Why Is It Important for Pages to Be Indexed by Google?
Crawling, Indexing, and Ranking are the most important parts of SEO. "To exist is to be perceived" - if your content doesn't appear in search results, it can be considered as not existing on the internet, and SEO becomes meaningless. These three processes form the foundation of how search engines discover, organize, and present content to users. Without successful crawling and indexing, even the most well-optimized content will never reach its target audience, making these initial steps critical for any SEO strategy. How search engines work:
Crawling
Search engines use robots (also called crawlers or spiders) to find content on the internet. These robots start from one webpage and jump to other webpages through links on the page, discovering new and updated content. Content can be web pages, images, videos, PDFs, etc., but regardless of format, content is discovered through links.
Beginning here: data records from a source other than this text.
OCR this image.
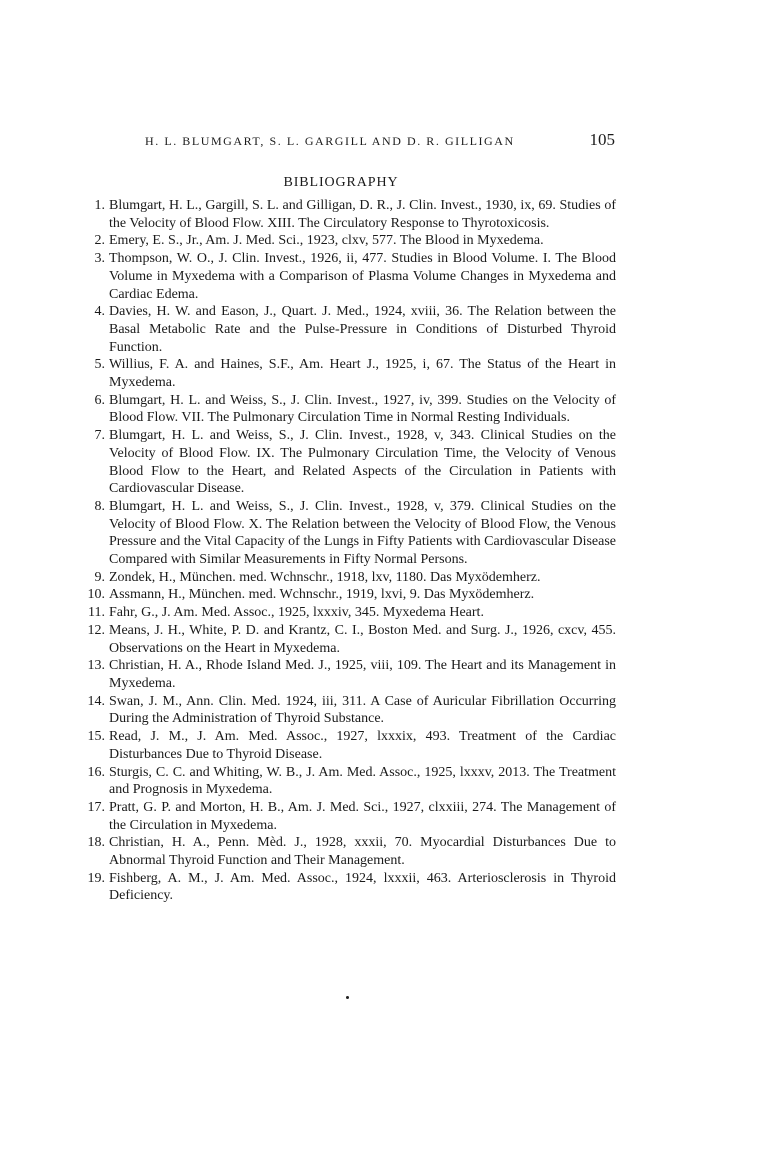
H. L. BLUMGART, S. L. GARGILL AND D. R. GILLIGAN	105
BIBLIOGRAPHY
1. Blumgart, H. L., Gargill, S. L. and Gilligan, D. R., J. Clin. Invest., 1930, ix, 69. Studies of the Velocity of Blood Flow. XIII. The Circulatory Response to Thyrotoxicosis.
2. Emery, E. S., Jr., Am. J. Med. Sci., 1923, clxv, 577. The Blood in Myxedema.
3. Thompson, W. O., J. Clin. Invest., 1926, ii, 477. Studies in Blood Volume. I. The Blood Volume in Myxedema with a Comparison of Plasma Volume Changes in Myxedema and Cardiac Edema.
4. Davies, H. W. and Eason, J., Quart. J. Med., 1924, xviii, 36. The Relation between the Basal Metabolic Rate and the Pulse-Pressure in Conditions of Disturbed Thyroid Function.
5. Willius, F. A. and Haines, S.F., Am. Heart J., 1925, i, 67. The Status of the Heart in Myxedema.
6. Blumgart, H. L. and Weiss, S., J. Clin. Invest., 1927, iv, 399. Studies on the Velocity of Blood Flow. VII. The Pulmonary Circulation Time in Normal Resting Individuals.
7. Blumgart, H. L. and Weiss, S., J. Clin. Invest., 1928, v, 343. Clinical Studies on the Velocity of Blood Flow. IX. The Pulmonary Circulation Time, the Velocity of Venous Blood Flow to the Heart, and Related Aspects of the Circulation in Patients with Cardiovascular Disease.
8. Blumgart, H. L. and Weiss, S., J. Clin. Invest., 1928, v, 379. Clinical Studies on the Velocity of Blood Flow. X. The Relation between the Velocity of Blood Flow, the Venous Pressure and the Vital Capacity of the Lungs in Fifty Patients with Cardiovascular Disease Compared with Similar Measurements in Fifty Normal Persons.
9. Zondek, H., München. med. Wchnschr., 1918, lxv, 1180. Das Myxödemherz.
10. Assmann, H., München. med. Wchnschr., 1919, lxvi, 9. Das Myxödemherz.
11. Fahr, G., J. Am. Med. Assoc., 1925, lxxxiv, 345. Myxedema Heart.
12. Means, J. H., White, P. D. and Krantz, C. I., Boston Med. and Surg. J., 1926, cxcv, 455. Observations on the Heart in Myxedema.
13. Christian, H. A., Rhode Island Med. J., 1925, viii, 109. The Heart and its Management in Myxedema.
14. Swan, J. M., Ann. Clin. Med. 1924, iii, 311. A Case of Auricular Fibrillation Occurring During the Administration of Thyroid Substance.
15. Read, J. M., J. Am. Med. Assoc., 1927, lxxxix, 493. Treatment of the Cardiac Disturbances Due to Thyroid Disease.
16. Sturgis, C. C. and Whiting, W. B., J. Am. Med. Assoc., 1925, lxxxv, 2013. The Treatment and Prognosis in Myxedema.
17. Pratt, G. P. and Morton, H. B., Am. J. Med. Sci., 1927, clxxiii, 274. The Management of the Circulation in Myxedema.
18. Christian, H. A., Penn. Mèd. J., 1928, xxxii, 70. Myocardial Disturbances Due to Abnormal Thyroid Function and Their Management.
19. Fishberg, A. M., J. Am. Med. Assoc., 1924, lxxxii, 463. Arteriosclerosis in Thyroid Deficiency.
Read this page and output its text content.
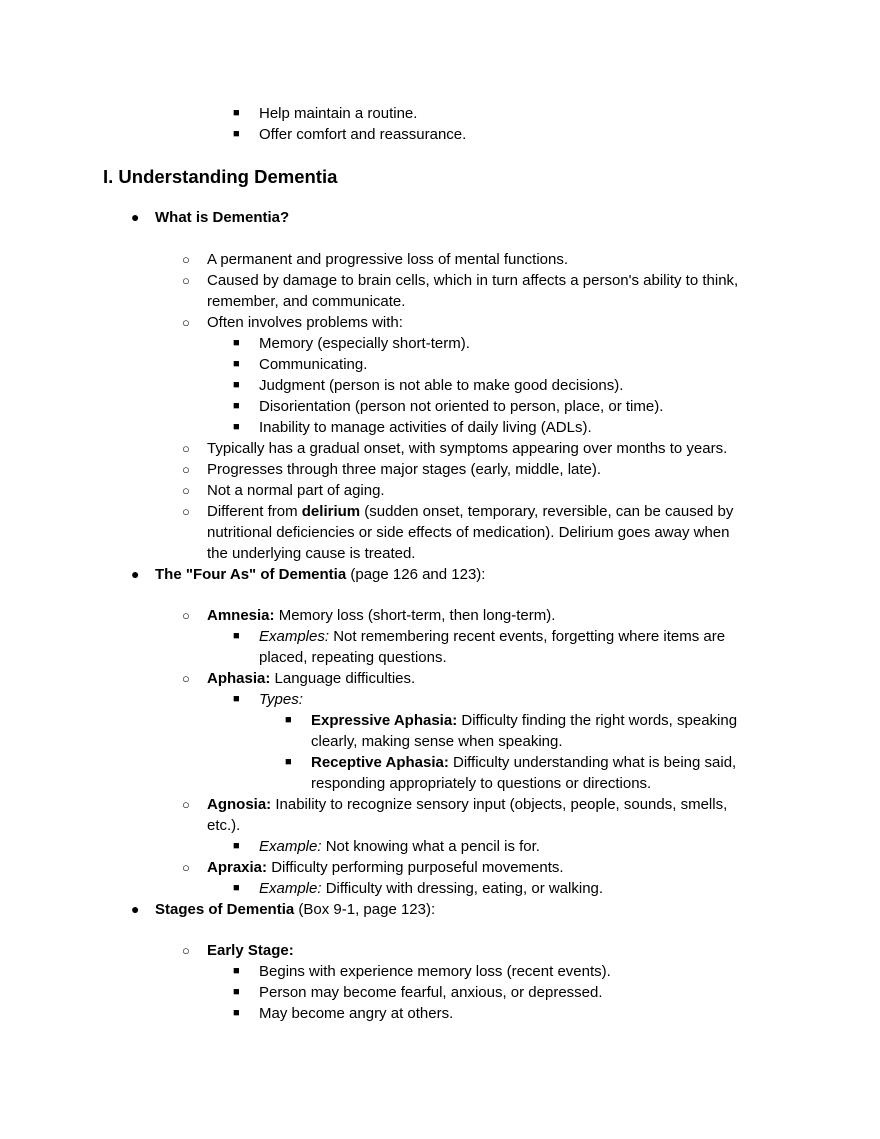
■ Help maintain a routine.
■ Offer comfort and reassurance.
I. Understanding Dementia
● What is Dementia?
○ A permanent and progressive loss of mental functions.
○ Caused by damage to brain cells, which in turn affects a person's ability to think,
remember, and communicate.
○ Often involves problems with:
■ Memory (especially short-term).
■ Communicating.
■ Judgment (person is not able to make good decisions).
■ Disorientation (person not oriented to person, place, or time).
■ Inability to manage activities of daily living (ADLs).
○ Typically has a gradual onset, with symptoms appearing over months to years.
○ Progresses through three major stages (early, middle, late).
○ Not a normal part of aging.
○ Different from delirium (sudden onset, temporary, reversible, can be caused by
nutritional deficiencies or side effects of medication). Delirium goes away when
the underlying cause is treated.
● The "Four As" of Dementia (page 126 and 123):
○ Amnesia: Memory loss (short-term, then long-term).
■ Examples: Not remembering recent events, forgetting where items are
placed, repeating questions.
○ Aphasia: Language difficulties.
■ Types:
■ Expressive Aphasia: Difficulty finding the right words, speaking
clearly, making sense when speaking.
■ Receptive Aphasia: Difficulty understanding what is being said,
responding appropriately to questions or directions.
○ Agnosia: Inability to recognize sensory input (objects, people, sounds, smells,
etc.).
■ Example: Not knowing what a pencil is for.
○ Apraxia: Difficulty performing purposeful movements.
■ Example: Difficulty with dressing, eating, or walking.
● Stages of Dementia (Box 9-1, page 123):
○ Early Stage:
■ Begins with experience memory loss (recent events).
■ Person may become fearful, anxious, or depressed.
■ May become angry at others.
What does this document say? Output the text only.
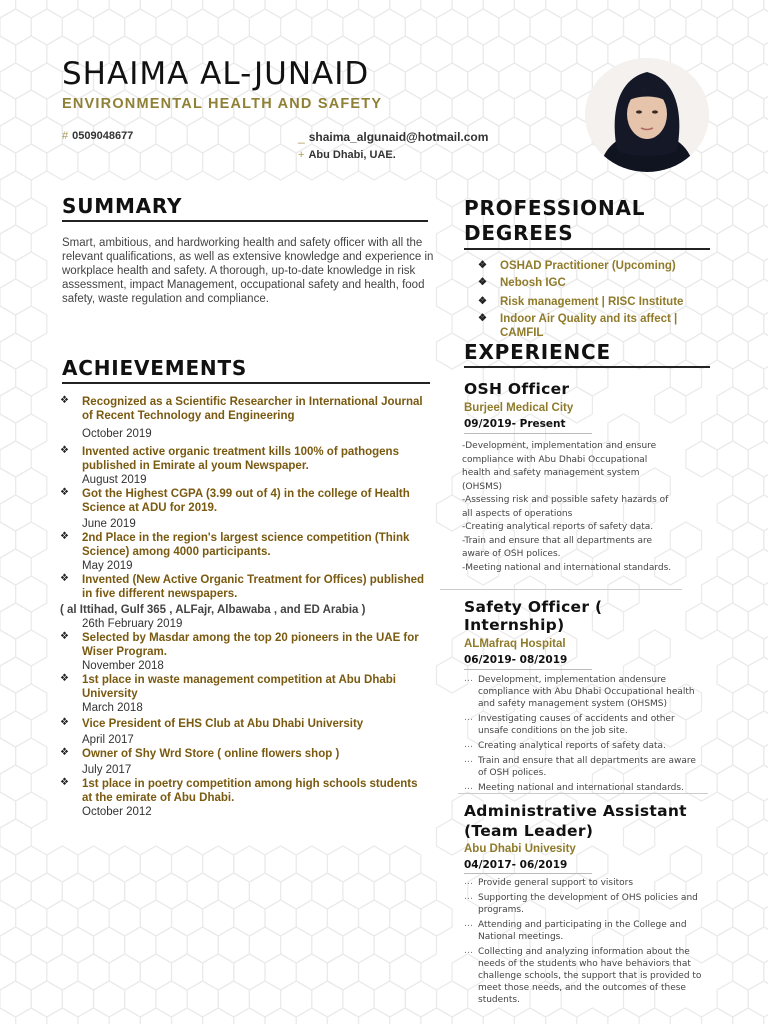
SHAIMA AL-JUNAID
ENVIRONMENTAL HEALTH AND SAFETY
# 0509048677	_ shaima_algunaid@hotmail.com
+ Abu Dhabi, UAE.
SUMMARY
Smart, ambitious, and hardworking health and safety officer with all the relevant qualifications, as well as extensive knowledge and experience in workplace health and safety. A thorough, up-to-date knowledge in risk assessment, impact Management, occupational safety and health, food safety, waste regulation and compliance.
ACHIEVEMENTS
❖ Recognized as a Scientific Researcher in International Journal of Recent Technology and Engineering
October 2019
❖ Invented active organic treatment kills 100% of pathogens published in Emirate al youm Newspaper.
August 2019
❖ Got the Highest CGPA (3.99 out of 4) in the college of Health Science at ADU for 2019.
June 2019
❖ 2nd Place in the region's largest science competition (Think Science) among 4000 participants.
May 2019
❖ Invented (New Active Organic Treatment for Offices) published in five different newspapers.
( al Ittihad, Gulf 365 , ALFajr, Albawaba , and ED Arabia )
26th February 2019
❖ Selected by Masdar among the top 20 pioneers in the UAE for Wiser Program.
November 2018
❖ 1st place in waste management competition at Abu Dhabi University
March 2018
❖ Vice President of EHS Club at Abu Dhabi University
April 2017
❖ Owner of Shy Wrd Store ( online flowers shop )
July 2017
❖ 1st place in poetry competition among high schools students at the emirate of Abu Dhabi.
October 2012
PROFESSIONAL DEGREES
❖ OSHAD Practitioner (Upcoming)
❖ Nebosh IGC
❖ Risk management | RISC Institute
❖ Indoor Air Quality and its affect | CAMFIL
EXPERIENCE
OSH Officer
Burjeel Medical City
09/2019- Present
-Development, implementation and ensure
compliance with Abu Dhabi Occupational
health and safety management system
(OHSMS)
-Assessing risk and possible safety hazards of
all aspects of operations
-Creating analytical reports of safety data.
-Train and ensure that all departments are
aware of OSH polices.
-Meeting national and international standards.
Safety Officer ( Internship)
ALMafraq Hospital
06/2019- 08/2019
… Development, implementation andensure compliance with Abu Dhabi Occupational health and safety management system (OHSMS)
… Investigating causes of accidents and other unsafe conditions on the job site.
… Creating analytical reports of safety data.
… Train and ensure that all departments are aware of OSH polices.
… Meeting national and international standards.
Administrative Assistant (Team Leader)
Abu Dhabi Univesity
04/2017- 06/2019
… Provide general support to visitors
… Supporting the development of OHS policies and programs.
… Attending and participating in the College and National meetings.
… Collecting and analyzing information about the needs of the students who have behaviors that challenge schools, the support that is provided to meet those needs, and the outcomes of these students.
For example, Googlebot starts crawling from a small number of web pages, then finds new URLs through links on these pages and adds them to its index.
Indexing
Search engines store and organize crawled content in a huge database called an index. When a page is indexed, it has a chance to appear in search results. The index is the data that search engines use to store all discovered content that they consider worth showing to users. Good website structure and internal links help improve indexing efficiency.
Ranking
When users search, search engines look for highly relevant pages in their index and sort them by relevance to solve the user queries. The higher the ranking, the more relevant the search engine considers the page to the query.
Of course, all three processes rely on complex Google algorithms and have separate names: Trawler, Alexandria, Mustang.